A study published in Nature last week shows that the extra CO2 in the atmosphere is causing trees to grow bigger in the rainforests, absorbing a net extra 5bn tons of CO2.
Tropical trees are absorbing more carbon than they would naturally, grow bigger, and unwittingly provide a helping hand in the fight against climate change.
It is very much a case of eat as much as you can, while food is abundant and readily available. It appears that trees, like humans, do have a good go at the buffet while it's there. It's not surprising that in areas such as the tropics, where rain is abundant and growth can be sustained, the excess of CO2 can just be the thing for the largest tree specimens to go supersize.
This emphasises the importance of the rainforests as carbon sinks and how urgent it is that we restore them to their past glory. The earth has lost over three quarters of its forests during the last century, so we do have quite a lot of ground to recover. This is the challenge to combat climate change.
It's good news that governments are now talking about REDD (reduction of emissions by preventing deforestation) to include reforestation and prevented deforestation in the successor to the Kyoto protocol. For a while reforestation projects didn't have a good reputation but this is fortunately changing and there's now talk of financial commitments to prevent deforestation.
The UK government commissioned a report, the Eliasch Report, on financing global forests and the cost of preventing deforestation. Indirectly, all this has a lot to do with the financial incentives for countries such as Brazil and Indonesia to prevent illegal logging. I think this might be the wrong angle - paying people to stop destroying their own forests doesn't address the issue of why they are doing it in the first place. Illegal logging can move elsewhere and the subsidies will be money wasted. The real solution is to turn deprived communities into skilled farming communities who will benefit from sustaining the rainforests. So long as everyone can have a vested interest and views the rainforest as an asset of greater financial value than its timber content, then we will have a solution.
I believe, as we all do in Carbonica, that reforestation is the only acceptable form of carbon offset. The rainforests are the only mechanisms we have to absorb carbon from the atmosphere. Other projects, such as renewable energy projects are often a disguised form of deception. For example, if I was to put a wind turbine on my roof and sell carbon offsets from the emissions I have saved (by not connecting to the national grid and being self-sufficient in my electricity consumption), I would probably be able to get CDM certification, the Gold Standard and all possible rubberstamped "certified" and "authenticated" credentials one can imagine. However, it does seem ethically objectionable. Why should I pay for my own wind turbine by allowing other people to emit CO2 into the atmosphere with these so-called carbon "credits"?
How can we talk about "credits" or "allowances" to release CO2? It is a farce in this day and age of global warming.

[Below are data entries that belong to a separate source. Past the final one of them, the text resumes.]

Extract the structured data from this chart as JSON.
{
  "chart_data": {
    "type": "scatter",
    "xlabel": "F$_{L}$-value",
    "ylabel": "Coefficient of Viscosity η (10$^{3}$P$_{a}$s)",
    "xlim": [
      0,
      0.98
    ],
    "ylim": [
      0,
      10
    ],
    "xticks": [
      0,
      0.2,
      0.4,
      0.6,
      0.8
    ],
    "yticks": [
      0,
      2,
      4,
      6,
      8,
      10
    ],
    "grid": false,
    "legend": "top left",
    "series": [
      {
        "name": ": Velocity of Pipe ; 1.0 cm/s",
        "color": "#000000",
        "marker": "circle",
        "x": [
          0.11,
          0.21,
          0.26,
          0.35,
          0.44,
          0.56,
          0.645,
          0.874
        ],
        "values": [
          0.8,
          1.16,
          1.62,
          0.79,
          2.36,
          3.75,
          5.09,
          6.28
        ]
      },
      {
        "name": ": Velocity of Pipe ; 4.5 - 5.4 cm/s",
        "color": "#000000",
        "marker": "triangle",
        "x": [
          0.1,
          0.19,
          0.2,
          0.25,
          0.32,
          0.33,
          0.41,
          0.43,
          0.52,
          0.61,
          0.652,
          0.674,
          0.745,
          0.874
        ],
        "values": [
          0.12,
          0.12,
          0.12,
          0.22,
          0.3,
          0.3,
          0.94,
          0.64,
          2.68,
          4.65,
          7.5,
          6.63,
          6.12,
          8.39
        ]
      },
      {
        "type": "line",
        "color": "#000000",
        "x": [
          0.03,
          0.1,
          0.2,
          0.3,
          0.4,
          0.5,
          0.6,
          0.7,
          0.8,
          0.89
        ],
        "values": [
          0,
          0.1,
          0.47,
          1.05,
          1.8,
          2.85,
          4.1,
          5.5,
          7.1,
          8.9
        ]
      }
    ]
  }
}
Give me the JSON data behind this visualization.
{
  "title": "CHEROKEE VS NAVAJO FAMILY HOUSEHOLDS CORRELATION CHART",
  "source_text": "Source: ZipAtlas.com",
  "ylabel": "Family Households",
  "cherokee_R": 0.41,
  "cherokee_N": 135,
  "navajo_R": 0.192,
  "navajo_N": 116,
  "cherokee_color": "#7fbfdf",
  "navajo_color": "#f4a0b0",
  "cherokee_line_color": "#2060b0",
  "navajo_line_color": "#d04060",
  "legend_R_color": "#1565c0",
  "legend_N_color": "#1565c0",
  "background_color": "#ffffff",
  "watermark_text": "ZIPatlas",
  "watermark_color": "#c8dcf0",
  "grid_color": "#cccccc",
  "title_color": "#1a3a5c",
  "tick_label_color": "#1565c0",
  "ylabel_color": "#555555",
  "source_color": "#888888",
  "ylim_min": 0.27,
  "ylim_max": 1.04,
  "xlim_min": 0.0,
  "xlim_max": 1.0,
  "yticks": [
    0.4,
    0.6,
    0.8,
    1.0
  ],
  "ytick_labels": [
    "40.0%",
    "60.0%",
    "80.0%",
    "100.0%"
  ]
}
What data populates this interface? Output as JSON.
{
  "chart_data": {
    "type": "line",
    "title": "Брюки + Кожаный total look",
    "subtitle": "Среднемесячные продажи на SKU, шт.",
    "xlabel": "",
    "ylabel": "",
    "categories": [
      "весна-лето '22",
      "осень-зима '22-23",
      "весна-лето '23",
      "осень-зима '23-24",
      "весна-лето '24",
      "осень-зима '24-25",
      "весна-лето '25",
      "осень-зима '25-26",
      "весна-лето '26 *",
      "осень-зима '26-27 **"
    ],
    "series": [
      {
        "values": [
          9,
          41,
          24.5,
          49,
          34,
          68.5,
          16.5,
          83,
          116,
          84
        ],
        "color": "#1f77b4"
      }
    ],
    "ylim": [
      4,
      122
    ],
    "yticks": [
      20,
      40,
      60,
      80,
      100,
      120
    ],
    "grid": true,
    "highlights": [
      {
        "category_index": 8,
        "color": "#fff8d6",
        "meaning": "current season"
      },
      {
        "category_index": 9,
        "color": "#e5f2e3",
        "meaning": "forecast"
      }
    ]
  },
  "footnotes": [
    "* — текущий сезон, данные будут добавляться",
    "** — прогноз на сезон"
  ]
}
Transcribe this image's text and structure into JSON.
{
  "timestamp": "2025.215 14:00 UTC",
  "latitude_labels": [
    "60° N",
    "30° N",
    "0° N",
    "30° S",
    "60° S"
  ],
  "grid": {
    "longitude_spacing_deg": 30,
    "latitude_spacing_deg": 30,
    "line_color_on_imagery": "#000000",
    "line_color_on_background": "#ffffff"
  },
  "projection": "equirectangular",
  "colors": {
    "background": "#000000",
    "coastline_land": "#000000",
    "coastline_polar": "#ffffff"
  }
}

I don't know how my wind turbine differs from some hydroelectric project in the developing world. Such a project would be deemed as contributing to "renewable energies" but it would create tons of CO2 in carbon credits because the local community is no longer using a coal-fired station. Well, my question is that they shouldn't be using a coal-fired station in the first place. If they stop doing that, then that's great, but that does not entitle someone else to spew into the atmosphere all the junk that the coal-fired station would have emitted. Otherwise the end result is the same, and we have gained absolutely nothing in terms of addressing climate change.
If, on the other hand, we restore the rainforest as a form of carbon offset, we recapture the CO2 emitted and in the long term even more than was emitted, as well as adding to the planet's biodiversity, and helping local communities earn a living. And it's important that we talk about reforestation and not only about prevented deforestation. Reforestation means progress in the fight against climate change, because we increase the capacity of the planet to absorb CO2. Prevented deforestation simply leaves us where we are.
In my opinion deforestation can be prevented by turning illegal loggers into farmers and effectively the drivers of reforestation.